Milli İstihbarat Teşkilatı (MİT), hiçbir dönemde bu kadar tartışma konusu olmadı.
Olmaması gerekiyordu.
Çünkü bu kurum, ülkenin istihbarat kurumuydu ve devletin belkemiği idi.
Halk, şimdiye dek MİT’in başında kim var bilmezdi.
Hakan Fidan’ın MİT Müsteşarlığından istifa edip AKP’den milletvekili adayı olması, ardından, tek adamın memnuniyetsizliği ve birlikte umre ziyaretinden sonra adaylıktan vazgeçip tekrar MİT’in başına dönmesi, gündemi allak bullak etti.
Hangi televizyonu açsanız, hangi gazeteye baksanız, konu bu konu.
Birileri olayın böyle gelişmesini ve gündemin bu eksende değişmesini istedi ve öyle de oldu.

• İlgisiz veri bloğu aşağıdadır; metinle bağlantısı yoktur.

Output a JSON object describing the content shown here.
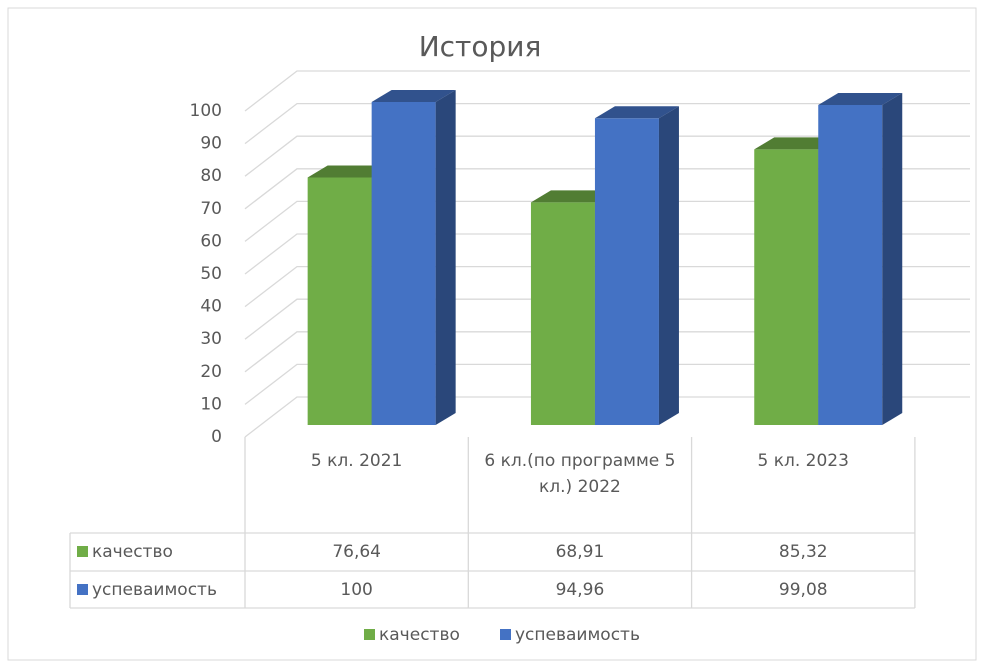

Tartışılacak hiçbir konu, çözülecek hiçbir sorun kalmamış gibi iktidarı ile muhalefeti ile herkes MİT’le yatıp Hakan Fidan’la kalkmaya başladı.
Sanki Suriyeli sığınmacı sorunları çözüldü.
Sanki güney sınırımız zaptürapt altına alındı.
Sanki işsizlik diye bir şey yok.
Sanki sanayicimiz rahat.
Sanki atanmayan öğretmen kalmadı.
Sanki işçisiyle, memuruyla çalışanlar mutlu.
Sanki emekliler bal – börek içinde.
Sanki Türk Lirası her gün değer kazanıyor.
Sanki ekonomide dünya bizi örnek alıyor.
Sanki 3 ay sonra seçim yok.
Sanki ülke günlük güneşlik.
Varsa yoksa MİT.
Varsa yoksa Hakan Fidan…
Yeni bir gündem yaratılana kadar bu konu gündemden düşürülmeyecek gibi görünüyor.
Yarın daha sıcak bir gündem oluşturulursa bunu da unutuveririz.
Hani “hafıza –i beşer nisyan ile maluldür” ya!
Bize neler unutturulmadı ki?
Biz de kuzu kuzu unutmadık mı?
Yani unutmaya “müsait” bir toplum değil miyiz?